IMS MGW Application;
Media stream resource;
Security data, i.e. cryptographic materials for Mn, Mb, and CS interfaces
The interfaces of the IMS MGW to be protected and which are within SECAM scope:
- Mn interface between the IMS MGW and MGCF
- Mb interface between the IMS MGW and MRFP/IMS AGW
- CS interface between the IMS MGW and CS Network
- Console interface, for local access: local interface on the IMS AGW
- OAM interface, for remote access: interface between the IMS MGW and the OAM system
NOTE 1:
The detailed interfaces of the IMS MGW class are described in clause 4 of the present document.
IMS MGW Software: binary code or executable code

NOTE 2:
IMS MGW files may be any file owned by a user (root user as well as non-root users), including user account data and credentials, log data, configuration data, OS files, IMS MGW application, user plane security mechanism, or cryptographic materials.

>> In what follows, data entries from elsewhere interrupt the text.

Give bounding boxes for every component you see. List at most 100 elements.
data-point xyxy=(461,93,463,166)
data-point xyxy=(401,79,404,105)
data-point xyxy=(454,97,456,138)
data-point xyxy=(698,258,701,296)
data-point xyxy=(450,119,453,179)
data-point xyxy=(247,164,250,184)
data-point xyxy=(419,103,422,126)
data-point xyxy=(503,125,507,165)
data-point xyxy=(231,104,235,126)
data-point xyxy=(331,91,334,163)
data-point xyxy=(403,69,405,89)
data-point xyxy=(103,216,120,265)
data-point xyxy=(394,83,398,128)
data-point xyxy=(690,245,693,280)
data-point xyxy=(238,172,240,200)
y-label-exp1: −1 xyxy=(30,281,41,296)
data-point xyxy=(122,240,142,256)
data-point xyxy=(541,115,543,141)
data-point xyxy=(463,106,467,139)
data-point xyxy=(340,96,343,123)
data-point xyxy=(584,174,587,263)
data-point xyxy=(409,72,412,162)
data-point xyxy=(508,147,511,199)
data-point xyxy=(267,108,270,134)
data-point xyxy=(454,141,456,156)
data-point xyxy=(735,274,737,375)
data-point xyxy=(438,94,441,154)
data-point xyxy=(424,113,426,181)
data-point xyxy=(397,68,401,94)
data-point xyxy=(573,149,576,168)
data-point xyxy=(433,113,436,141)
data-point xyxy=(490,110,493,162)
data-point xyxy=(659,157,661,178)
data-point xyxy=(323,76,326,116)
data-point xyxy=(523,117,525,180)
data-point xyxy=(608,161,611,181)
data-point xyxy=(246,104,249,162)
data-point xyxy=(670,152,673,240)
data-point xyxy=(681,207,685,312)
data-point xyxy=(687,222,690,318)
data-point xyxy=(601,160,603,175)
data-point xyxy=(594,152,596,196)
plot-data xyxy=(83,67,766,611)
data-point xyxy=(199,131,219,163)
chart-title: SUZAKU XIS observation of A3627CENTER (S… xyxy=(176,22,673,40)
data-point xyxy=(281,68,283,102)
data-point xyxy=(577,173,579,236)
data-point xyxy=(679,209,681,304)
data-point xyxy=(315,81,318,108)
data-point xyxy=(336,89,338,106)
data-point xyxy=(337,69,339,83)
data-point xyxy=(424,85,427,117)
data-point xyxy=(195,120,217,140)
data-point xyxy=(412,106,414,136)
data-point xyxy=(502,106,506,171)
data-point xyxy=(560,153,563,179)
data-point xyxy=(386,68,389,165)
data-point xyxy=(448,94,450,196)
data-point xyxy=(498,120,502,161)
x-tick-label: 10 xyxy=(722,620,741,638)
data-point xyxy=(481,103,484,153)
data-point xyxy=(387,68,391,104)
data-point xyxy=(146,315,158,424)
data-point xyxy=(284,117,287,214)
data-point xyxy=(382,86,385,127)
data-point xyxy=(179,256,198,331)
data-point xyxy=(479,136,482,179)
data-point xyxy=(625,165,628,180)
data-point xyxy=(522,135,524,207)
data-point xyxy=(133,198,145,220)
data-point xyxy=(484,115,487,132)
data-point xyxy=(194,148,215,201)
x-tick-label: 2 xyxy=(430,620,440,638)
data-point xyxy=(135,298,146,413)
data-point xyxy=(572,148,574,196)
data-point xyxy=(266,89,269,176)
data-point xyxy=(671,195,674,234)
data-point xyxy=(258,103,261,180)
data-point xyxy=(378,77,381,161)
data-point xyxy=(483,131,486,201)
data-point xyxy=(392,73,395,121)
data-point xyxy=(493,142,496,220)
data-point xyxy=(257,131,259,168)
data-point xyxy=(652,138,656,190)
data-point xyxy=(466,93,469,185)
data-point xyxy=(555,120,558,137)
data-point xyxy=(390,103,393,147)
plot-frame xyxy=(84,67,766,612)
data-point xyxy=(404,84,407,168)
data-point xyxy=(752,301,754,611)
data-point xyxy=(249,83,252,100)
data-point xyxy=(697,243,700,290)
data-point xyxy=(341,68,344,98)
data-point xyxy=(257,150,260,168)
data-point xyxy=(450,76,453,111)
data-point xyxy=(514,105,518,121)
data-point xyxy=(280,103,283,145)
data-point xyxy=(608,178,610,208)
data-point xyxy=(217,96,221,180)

O.11 Assets and threats specific to the TrGW p. 82

O.11.1 Critical assets p. 82

In addition to the critical assets of a GNP has been described in clause 5.2 of the present document, the critical assets specific to the TrGW to be protected are:

TrGW Application;
Media stream resource;
Security data, i.e. cryptographic materials for Ix and Izi interfaces
The interfaces of the TrGW to be protected and which are within SECAM scope:
- Ix interface between the TrGW and IBCF
- Izi interface between the TrGW and IP Multimedia Network
- Console interface, for local access: local interface on the TrGW
- OAM interface, for remote access: interface between the TrGW and the OAM system
NOTE 1:
The detailed interfaces of the TrGW class are described in clause 4 of the present document.
TrGW Software: binary code or executable code

NOTE 2:
TrGW files may be any file owned by a user (root user as well as non-root users), including user account data and credentials, log data, configuration data, OS files, TrGW application, user plane security mechanism, or cryptographic materials.

O.12 Assets and threats specific to the MGCF p. 83

O.12.1 Critical assets p. 83

In addition to the critical assets of a GNP has been described in clause 5.2 of the present document, the critical assets specific to the IMS AGW to be protected are:

MGCF Application;
Media stream resource;
Security data, i.e. cryptographic materials for Mg, Mj, CS, and Mn interfaces
The interfaces of the MGCF to be protected and which are within SECAM scope:
- Mg interface between the MGCF and I-CSCF
- Mj interface between the MGCF and BGCF
- CS interface between the MGCF and CS Network
- Mn interface between the MGCF and IM MGW
- Console interface, for local access: local interface on the IMS AGW
- OAM interface, for remote access: interface between the IMS AGW and the OAM system
NOTE 1:
The detailed interfaces of the IMS AGW class are described in clause 4 of the present document.
IMS AGW Software: binary code or executable code

NOTE 2:
IMS AGW files may be any file owned by a user (root user as well as non-root users), including user account data and credentials, log data, configuration data, OS files, IMS AGW application, user plane security mechanism, or cryptographic materials.